Mighty Clouds is a new project led by Fred Thomas and Betty Marie Barnes, who’ve previously recorded together as the band, Saturday Looks Good To Me. That band’s album, “All Your Summer Songs” was an endearing record, reminiscent of vintage pop and multi-instrument bliss. It was a warm, familiar sound, though to me, kept trying to be too many things. Each song seemed to take it’s own path, whereas on “Mighty Clouds”, there seem to be one, unified plan. I’m not saying “All Your Summer Songs” is bad, because it’s excellent… just different. In my current listening pattern, “Mighty Clouds” is the winner.
This album has a well-crafted build to it. Fred Thomas is a crazy-busy artist and he’s obviously put in the allotted ten-thousand-genius-hours a long time ago. The song “Past Lives” starts out with Betty’s amazing vocals and some sparse acoustic guitar, but soon rolls into a comfortably lush sound. There’s so many instruments building into the album, but it never feels crowded. Each song seems to build on the previous, making it so cohesive – you could never buy just a single song. I feel bad even having it shuffled. So many good elements to this project, the vocals are playful yet gripping, guitars perfectly jangly, bells, horns, percussion… but my favorite might be the bass guitar.
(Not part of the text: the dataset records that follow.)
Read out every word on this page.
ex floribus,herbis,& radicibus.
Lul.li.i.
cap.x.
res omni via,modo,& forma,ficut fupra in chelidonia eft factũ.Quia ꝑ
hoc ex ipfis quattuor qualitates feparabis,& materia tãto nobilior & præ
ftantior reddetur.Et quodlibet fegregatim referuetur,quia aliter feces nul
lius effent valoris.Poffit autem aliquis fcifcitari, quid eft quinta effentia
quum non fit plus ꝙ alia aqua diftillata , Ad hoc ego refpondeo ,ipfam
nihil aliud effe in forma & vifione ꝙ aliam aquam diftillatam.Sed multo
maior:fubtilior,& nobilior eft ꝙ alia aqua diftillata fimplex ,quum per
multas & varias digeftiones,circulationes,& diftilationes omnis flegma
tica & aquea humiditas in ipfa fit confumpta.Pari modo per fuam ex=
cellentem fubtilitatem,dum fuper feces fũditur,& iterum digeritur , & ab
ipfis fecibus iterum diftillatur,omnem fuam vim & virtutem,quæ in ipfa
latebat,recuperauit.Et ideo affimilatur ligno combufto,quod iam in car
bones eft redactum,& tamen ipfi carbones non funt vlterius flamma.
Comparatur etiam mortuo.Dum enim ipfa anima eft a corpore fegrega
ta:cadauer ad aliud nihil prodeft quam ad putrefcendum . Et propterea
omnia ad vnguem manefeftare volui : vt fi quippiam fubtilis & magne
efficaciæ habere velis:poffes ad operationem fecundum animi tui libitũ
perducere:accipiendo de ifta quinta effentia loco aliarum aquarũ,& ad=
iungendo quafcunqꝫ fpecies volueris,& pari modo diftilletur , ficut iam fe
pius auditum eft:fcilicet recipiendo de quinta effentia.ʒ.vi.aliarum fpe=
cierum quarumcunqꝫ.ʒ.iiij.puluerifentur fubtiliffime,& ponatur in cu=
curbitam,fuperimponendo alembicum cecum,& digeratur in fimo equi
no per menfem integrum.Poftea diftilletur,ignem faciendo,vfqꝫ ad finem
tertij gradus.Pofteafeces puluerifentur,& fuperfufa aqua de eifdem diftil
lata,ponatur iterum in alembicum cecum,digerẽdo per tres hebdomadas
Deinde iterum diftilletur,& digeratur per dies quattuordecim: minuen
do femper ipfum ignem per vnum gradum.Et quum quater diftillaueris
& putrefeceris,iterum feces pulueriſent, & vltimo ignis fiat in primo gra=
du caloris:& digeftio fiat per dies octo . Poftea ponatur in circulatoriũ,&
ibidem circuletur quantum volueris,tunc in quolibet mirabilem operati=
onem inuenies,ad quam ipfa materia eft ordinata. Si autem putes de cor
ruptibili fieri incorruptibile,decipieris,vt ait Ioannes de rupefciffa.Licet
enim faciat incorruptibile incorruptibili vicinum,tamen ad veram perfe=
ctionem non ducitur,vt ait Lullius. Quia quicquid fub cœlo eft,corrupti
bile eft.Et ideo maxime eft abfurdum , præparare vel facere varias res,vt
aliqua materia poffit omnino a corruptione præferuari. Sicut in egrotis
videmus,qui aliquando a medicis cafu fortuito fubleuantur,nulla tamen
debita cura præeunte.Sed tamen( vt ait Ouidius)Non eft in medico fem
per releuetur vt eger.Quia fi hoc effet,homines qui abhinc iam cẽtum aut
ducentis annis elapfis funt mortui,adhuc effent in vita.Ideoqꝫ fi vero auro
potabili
Once you get to “Spell It Out”, the bass drives the song, and every other element accompanies perfectly. On “Stay Single”, it sneaks up on you ferociously and with so much fuzz, you’ll go crazy. (“Stay Single” is a free download from Polyvinyl too!)
A side note to the fuzz: This sound was first made popular with a country record – a 1960 hit by Marty Robbins, “Don’t Worry”. It was due to faulty electronics, though the sound engineer, Glen Snoddy, decided it must stay in the record. Kubton.com has a great history of fuzz, and to hear the recording – check this video. The magic begins about 1:37.
I really feel this is going to be one of this years’ darlings, so seek it out… listen to some samples… and I know you’re gonna want it. I got my copy via Polyvinyl, where they are offering the 180 gram cloudy vinyl with an instant download. If you’re a digital kid, the band is offering the album with audiophile quality tracks at their site for super bargain of $5.00!